Good lord - that is gonna crush someone's house!


----------



## LkyLindy (Feb 1, 2008)

Are those "prescription" stogies in that box


----------



## serenomike (Mar 19, 2008)

whoever gets their arm blown off by that is a lucky man


----------



## amateurke (Mar 28, 2008)

Lucky receivers! :eeek:


----------



## forgop-cl (May 7, 2007)

doogie howser is back at it again. He's gonna get a good smackdown soon though.


----------



## The EVP (Dec 21, 2007)

Go get 'em Doogie!!!! Get 'em good!


----------



## Toasted Coastie (Feb 16, 2008)

somebody is going to get hurt!


----------



## karmaz00 (Dec 5, 2007)

wow...


----------



## howland1998 (Dec 17, 2007)

THe big one on the bottom is a blockbuster.


----------



## KhaoticMedic (Mar 4, 2008)

Well aint this special, alot noise -:arghhhh:


----------



## sofaman (Jun 20, 2007)

Look Out!!!


----------



## Itsme-Speedy-G (Aug 20, 2007)

Go Get Em


----------



## canney (Sep 2, 2007)

you could get alot stogies in that drugstore box


----------



## BrianEE93 (Jul 22, 2006)

Tuck your head between your legs and kiss your......goodbye!


----------



## CHRIS7891011 (Apr 1, 2007)

that's going to be one heck of a BOOM.


----------



## smokinj (Jan 16, 2008)

Very nice


----------



## htown (Jan 31, 2008)

Uhoh!!!


----------



## GreySmoke (Jan 11, 2008)

Bigfoot and the IBB may have started the nuclular arms race all over again...

:lol:


----------



## happy1 (Jun 29, 2007)

Give'em hell!!


----------



## elmomac (Jan 6, 2008)

Can't wait to see these! Boom baby!!


----------



## jam (Dec 29, 2007)

doogie dont bite anyone bad


----------



## Paint (Mar 1, 2008)

Thats alot of AC Grenadeer cigars for some lucky botl


----------



## mjohnsoniii (Sep 9, 2007)

Bombs Away!!!


----------



## mhlatke (Oct 13, 2007)

Light up the sky! That is definitely some heavy artillery!


----------



## DOZER (Sep 30, 2007)

I would post a pic of mine but the wife has my camera. One tac-nuke going out tomorrow aimed at a B.O.T.L. that needs to be put in his place. Plus a few more on Tuesday to make my point clear.

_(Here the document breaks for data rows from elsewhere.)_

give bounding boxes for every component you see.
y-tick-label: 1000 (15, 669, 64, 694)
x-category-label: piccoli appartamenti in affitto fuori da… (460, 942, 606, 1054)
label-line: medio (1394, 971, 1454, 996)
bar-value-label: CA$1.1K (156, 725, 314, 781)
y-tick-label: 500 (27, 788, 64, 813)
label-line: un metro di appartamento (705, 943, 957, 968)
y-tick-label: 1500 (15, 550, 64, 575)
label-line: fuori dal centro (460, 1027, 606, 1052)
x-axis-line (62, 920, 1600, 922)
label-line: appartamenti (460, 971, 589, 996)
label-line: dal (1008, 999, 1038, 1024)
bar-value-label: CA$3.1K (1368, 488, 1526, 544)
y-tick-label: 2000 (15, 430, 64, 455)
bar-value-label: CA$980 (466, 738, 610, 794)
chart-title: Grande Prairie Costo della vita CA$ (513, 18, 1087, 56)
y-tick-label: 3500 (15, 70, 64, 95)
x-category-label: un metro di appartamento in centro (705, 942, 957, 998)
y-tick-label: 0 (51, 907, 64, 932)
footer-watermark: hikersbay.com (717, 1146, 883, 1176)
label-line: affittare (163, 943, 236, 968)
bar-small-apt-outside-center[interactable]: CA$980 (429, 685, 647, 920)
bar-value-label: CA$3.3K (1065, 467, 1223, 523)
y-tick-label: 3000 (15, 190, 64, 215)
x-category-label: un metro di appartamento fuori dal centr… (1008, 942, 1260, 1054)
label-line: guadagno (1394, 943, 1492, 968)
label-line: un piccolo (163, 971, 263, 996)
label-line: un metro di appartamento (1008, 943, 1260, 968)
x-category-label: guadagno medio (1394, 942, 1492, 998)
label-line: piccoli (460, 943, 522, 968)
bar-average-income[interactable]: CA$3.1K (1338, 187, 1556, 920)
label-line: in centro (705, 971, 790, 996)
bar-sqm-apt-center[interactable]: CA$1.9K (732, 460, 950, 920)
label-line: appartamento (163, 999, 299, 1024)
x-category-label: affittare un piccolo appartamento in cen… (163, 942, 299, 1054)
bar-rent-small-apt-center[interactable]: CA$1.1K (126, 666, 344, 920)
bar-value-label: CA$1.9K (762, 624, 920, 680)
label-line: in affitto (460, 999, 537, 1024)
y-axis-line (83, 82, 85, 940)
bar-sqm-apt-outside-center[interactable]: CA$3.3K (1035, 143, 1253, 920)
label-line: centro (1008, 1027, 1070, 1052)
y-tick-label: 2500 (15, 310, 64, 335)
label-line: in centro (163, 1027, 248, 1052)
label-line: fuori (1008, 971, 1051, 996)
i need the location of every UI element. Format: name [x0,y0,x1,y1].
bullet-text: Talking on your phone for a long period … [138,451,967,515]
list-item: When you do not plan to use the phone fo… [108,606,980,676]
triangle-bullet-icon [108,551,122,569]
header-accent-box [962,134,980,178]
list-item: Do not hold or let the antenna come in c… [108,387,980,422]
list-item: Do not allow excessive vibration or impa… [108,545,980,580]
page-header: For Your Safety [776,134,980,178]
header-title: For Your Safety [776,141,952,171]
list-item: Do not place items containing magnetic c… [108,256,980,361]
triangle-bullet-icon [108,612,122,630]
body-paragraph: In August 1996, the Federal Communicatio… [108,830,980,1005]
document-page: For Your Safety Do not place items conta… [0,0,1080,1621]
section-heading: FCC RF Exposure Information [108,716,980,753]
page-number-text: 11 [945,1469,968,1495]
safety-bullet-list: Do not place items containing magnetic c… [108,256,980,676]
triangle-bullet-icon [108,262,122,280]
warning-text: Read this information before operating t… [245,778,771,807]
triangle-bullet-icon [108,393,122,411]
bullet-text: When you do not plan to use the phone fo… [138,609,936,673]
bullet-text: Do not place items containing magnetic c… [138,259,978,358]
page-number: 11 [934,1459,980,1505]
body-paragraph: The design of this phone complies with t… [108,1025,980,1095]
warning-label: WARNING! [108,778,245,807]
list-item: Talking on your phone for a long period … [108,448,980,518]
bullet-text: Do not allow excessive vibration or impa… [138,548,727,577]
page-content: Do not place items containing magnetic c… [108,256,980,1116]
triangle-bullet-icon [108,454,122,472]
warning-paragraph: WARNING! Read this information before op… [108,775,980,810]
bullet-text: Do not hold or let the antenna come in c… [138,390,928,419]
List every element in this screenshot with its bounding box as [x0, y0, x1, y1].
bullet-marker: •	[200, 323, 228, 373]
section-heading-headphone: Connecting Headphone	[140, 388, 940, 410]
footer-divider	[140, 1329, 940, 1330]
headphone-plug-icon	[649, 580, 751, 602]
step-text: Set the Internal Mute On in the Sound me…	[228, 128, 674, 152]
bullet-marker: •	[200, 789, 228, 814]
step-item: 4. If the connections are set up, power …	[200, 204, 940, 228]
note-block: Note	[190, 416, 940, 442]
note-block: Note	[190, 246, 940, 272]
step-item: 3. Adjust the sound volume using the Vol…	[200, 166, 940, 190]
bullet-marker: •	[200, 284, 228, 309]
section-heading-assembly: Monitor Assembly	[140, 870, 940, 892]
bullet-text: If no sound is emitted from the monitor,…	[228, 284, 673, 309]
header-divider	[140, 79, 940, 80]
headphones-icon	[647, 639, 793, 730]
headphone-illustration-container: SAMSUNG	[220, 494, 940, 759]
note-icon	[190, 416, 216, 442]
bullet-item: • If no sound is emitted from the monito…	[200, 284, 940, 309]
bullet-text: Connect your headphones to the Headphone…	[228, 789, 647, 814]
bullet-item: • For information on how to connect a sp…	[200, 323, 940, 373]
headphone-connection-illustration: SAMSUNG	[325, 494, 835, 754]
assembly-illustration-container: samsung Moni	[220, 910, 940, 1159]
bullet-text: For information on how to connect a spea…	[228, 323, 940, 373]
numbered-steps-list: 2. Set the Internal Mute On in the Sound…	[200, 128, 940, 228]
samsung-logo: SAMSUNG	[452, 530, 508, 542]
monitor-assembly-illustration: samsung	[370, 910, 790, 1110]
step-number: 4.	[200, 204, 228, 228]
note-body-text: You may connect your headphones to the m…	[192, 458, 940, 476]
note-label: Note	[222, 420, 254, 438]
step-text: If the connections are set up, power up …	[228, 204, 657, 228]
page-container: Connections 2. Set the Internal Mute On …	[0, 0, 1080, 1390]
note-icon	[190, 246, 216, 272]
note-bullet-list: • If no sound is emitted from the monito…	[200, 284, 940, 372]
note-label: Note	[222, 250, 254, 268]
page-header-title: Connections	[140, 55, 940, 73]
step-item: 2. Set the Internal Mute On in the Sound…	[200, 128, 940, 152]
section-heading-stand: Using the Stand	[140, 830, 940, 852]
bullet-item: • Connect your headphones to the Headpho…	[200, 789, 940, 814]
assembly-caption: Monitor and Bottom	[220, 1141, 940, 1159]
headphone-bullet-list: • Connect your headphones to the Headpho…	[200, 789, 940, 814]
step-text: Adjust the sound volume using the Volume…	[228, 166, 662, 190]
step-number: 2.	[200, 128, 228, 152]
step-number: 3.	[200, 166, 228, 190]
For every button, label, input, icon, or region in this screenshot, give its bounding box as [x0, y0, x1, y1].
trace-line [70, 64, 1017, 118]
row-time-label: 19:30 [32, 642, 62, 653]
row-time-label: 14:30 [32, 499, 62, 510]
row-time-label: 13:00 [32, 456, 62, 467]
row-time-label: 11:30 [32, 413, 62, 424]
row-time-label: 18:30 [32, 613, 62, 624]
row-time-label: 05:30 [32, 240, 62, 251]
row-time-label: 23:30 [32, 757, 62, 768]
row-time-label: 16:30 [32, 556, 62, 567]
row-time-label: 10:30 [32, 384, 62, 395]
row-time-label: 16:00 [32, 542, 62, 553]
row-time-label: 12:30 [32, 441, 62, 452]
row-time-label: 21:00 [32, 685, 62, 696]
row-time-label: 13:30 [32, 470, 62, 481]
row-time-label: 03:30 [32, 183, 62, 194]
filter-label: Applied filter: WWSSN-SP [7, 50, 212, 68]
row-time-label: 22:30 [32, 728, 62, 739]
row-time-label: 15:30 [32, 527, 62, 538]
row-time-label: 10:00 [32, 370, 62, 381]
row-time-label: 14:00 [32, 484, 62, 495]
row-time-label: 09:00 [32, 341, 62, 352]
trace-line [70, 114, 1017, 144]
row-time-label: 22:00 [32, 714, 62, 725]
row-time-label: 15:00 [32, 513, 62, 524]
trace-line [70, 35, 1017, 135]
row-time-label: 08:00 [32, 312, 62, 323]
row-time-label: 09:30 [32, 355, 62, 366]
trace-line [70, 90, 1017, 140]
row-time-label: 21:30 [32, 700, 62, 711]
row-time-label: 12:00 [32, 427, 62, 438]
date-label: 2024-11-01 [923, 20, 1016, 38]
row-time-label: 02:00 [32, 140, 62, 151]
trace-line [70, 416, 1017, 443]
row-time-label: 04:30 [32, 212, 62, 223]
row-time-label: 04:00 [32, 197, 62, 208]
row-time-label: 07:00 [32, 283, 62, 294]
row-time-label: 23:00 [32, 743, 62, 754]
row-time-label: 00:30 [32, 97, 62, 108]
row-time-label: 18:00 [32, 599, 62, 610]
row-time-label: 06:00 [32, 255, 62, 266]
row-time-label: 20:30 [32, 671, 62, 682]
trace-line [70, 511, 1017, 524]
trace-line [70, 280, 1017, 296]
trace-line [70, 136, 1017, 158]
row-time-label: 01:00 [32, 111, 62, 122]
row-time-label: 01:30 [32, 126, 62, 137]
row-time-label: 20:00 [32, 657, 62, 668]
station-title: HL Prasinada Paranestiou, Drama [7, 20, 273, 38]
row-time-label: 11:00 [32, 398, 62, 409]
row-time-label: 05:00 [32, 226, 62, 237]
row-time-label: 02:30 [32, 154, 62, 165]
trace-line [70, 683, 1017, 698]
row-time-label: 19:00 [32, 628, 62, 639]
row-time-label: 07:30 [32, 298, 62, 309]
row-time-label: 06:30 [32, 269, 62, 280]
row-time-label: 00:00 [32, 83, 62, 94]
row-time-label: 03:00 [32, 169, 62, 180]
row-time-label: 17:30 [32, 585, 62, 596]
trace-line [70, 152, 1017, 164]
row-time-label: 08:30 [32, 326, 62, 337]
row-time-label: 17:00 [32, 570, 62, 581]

The New York Warriors strike back!!!

COME OUT AND PLAY... (we really need an evil grin icon)


----------



## cybervee-cl (Oct 24, 2007)

DOZER said:


> The New York Warriors strike back!!!
> 
> COME OUT AND PLAY... (we really need an evil grin icon)


Now _that's_ a classic movie!

Look out below ...................


----------



## Doogie (Oct 15, 2007)

canney said:


> you could get alot stogies in that drugstore box


Nope normal amout of stogies. I don't have the arsenal that some people on this board have. One must learn to be creative. the big box is part of a multi person hit.


----------



## jbustman (May 11, 2007)

don't let Bush get word of your WMD's or you'll find your face on the next print of bycicle playing cards...


----------



## chubzerous (Jun 9, 2007)

I thought you were retired!


----------



## Doogie (Oct 15, 2007)

I am :errrr: its forgop fault. i was lying low for awhile and then he started talking smack about my NY buddies. i had to rise up. i'm out of boxes right now.:lol:


----------



## wolfdreamtattoo (Mar 6, 2007)

emergency crews are standing by


----------



## Deuce Da Masta (Dec 4, 2006)

that one on the bottom looks like it could be pretty wicked.


----------